Tuesday, February 26, 2008

Skiing on snow, not ice?!


I headed up north to go skiing with my dad at powder mountain and snowbasin. Snowbasin is where the 2002 Salt Lake Olympic courses were. By riding a small tram and listening to a "you might die skiing here" spiel from the lift operator, you can get up to the ridge at the very top where the downhill start huts are. Below the starts was a snowfield that was amazingly fun to ski down, but only while making lots of turns. I can't quite imagine going straight down it at 80 mph like downhillers do.


Earlier in the day, the mountain was entirely shrouded in dense fog. I couldn't see more than a dozen yards. One side of the mountain had almost no trees, and there would be sections where nothing was visible but white. No trees, no skiiers, no signs. I couldn't tell the ground from the air. Gravity was the only sense I had left, the only thing to do was go down (and hope a sketchy cliff didn't materialize out of the fog. Later in the day, the sun finally appeared.

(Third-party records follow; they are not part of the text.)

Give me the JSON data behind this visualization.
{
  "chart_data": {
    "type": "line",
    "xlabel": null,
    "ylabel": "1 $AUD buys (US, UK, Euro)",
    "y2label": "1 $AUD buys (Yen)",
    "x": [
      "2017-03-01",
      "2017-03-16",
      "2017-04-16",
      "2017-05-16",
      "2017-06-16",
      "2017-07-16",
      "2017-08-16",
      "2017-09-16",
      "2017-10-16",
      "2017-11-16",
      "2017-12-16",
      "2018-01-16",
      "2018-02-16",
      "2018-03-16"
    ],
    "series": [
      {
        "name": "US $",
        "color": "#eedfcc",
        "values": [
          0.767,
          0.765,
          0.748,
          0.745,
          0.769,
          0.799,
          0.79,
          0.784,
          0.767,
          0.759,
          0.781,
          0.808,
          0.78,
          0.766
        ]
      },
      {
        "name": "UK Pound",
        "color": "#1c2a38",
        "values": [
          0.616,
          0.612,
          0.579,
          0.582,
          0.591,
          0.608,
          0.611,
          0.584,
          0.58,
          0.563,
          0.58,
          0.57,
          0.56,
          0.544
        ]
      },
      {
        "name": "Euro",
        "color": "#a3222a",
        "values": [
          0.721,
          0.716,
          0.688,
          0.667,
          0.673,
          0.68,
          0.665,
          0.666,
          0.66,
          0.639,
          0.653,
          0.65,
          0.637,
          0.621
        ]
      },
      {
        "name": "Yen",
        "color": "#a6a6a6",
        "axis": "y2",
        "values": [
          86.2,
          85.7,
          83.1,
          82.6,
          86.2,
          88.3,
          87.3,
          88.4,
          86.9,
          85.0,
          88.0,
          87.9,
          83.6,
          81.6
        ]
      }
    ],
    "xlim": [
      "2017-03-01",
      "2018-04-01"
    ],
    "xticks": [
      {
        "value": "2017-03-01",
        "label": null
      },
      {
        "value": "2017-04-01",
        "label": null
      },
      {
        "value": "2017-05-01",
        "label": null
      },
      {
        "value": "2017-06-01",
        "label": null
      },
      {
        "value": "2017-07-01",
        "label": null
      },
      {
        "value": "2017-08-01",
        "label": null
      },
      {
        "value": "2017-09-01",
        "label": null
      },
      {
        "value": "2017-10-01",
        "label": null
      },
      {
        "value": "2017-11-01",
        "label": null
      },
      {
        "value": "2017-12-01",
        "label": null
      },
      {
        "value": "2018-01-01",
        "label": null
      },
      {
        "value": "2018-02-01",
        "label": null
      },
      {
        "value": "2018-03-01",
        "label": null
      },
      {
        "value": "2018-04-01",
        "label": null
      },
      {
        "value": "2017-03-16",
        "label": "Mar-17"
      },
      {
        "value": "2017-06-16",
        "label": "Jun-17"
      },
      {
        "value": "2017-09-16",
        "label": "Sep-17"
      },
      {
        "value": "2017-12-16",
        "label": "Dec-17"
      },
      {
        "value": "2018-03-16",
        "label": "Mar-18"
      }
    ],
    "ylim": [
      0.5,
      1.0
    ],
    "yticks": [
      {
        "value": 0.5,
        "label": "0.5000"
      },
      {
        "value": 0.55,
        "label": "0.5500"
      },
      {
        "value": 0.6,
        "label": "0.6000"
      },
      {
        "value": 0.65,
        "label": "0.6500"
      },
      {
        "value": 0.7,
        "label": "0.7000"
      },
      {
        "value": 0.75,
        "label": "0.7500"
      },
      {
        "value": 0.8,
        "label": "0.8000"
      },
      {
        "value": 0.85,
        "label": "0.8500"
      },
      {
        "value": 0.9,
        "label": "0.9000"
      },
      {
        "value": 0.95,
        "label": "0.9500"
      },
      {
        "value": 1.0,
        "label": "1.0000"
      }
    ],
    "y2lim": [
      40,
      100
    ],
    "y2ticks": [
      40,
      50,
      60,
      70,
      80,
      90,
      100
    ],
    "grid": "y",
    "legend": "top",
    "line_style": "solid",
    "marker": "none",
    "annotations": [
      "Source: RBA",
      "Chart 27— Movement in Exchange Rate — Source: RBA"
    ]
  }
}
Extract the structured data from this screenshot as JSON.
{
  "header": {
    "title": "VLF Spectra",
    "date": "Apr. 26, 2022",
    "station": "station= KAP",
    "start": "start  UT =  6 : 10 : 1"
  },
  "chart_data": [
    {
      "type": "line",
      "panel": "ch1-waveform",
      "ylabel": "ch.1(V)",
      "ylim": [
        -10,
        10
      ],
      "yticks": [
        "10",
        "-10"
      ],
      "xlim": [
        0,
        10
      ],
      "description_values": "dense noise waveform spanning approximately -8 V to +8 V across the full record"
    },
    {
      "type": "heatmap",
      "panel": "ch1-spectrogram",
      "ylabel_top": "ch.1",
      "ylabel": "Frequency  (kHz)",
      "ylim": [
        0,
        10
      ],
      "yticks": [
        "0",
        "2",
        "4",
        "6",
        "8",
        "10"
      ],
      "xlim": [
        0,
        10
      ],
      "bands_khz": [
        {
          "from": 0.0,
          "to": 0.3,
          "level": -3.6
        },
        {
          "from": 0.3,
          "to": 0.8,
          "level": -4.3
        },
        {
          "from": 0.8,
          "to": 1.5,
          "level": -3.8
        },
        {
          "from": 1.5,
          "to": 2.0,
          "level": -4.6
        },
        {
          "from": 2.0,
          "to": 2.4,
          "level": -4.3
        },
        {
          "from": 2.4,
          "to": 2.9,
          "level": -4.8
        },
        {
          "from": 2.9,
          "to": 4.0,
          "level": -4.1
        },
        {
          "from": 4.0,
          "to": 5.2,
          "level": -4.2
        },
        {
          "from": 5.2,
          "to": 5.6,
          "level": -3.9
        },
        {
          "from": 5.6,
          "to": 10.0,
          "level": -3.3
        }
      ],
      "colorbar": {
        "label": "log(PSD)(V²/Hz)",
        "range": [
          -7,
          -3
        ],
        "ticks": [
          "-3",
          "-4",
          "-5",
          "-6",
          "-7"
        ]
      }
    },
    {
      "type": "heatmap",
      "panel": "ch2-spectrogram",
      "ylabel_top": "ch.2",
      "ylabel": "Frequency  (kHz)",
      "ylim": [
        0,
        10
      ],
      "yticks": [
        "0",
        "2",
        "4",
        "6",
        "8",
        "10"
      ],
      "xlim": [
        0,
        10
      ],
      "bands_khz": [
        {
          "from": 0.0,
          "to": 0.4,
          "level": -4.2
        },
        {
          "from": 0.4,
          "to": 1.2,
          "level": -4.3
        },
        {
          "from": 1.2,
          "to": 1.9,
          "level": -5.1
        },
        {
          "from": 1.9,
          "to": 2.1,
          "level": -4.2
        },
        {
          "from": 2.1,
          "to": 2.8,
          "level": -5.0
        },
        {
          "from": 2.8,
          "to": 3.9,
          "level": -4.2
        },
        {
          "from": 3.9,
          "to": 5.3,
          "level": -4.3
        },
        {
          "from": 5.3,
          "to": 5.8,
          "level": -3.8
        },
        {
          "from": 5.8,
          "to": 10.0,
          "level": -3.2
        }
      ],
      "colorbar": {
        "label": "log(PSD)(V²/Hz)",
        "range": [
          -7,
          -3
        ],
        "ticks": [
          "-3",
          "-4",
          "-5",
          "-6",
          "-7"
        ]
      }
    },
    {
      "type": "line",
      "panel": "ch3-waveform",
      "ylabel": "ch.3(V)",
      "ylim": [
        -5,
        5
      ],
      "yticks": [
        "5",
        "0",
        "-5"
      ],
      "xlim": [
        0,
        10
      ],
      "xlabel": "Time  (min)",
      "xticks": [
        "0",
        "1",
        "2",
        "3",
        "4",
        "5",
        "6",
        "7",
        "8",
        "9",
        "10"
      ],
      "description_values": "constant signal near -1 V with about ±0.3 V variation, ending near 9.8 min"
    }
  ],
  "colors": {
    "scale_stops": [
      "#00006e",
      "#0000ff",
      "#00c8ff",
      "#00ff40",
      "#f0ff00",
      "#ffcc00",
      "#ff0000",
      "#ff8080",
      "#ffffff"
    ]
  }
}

The other mountain, powder mountain, lived up to its name, and I got to ski real, western powder for the first time in my life. It really was floaty and lovely. But bizarre to ski in - you have to lean back (which goes against everything I have ever learned about skiing on ice back east).


We weren't allowed to burn real wood in our fireplace, so we got a firelog that spewed green flames. Kind of wierd, but kind of fun too.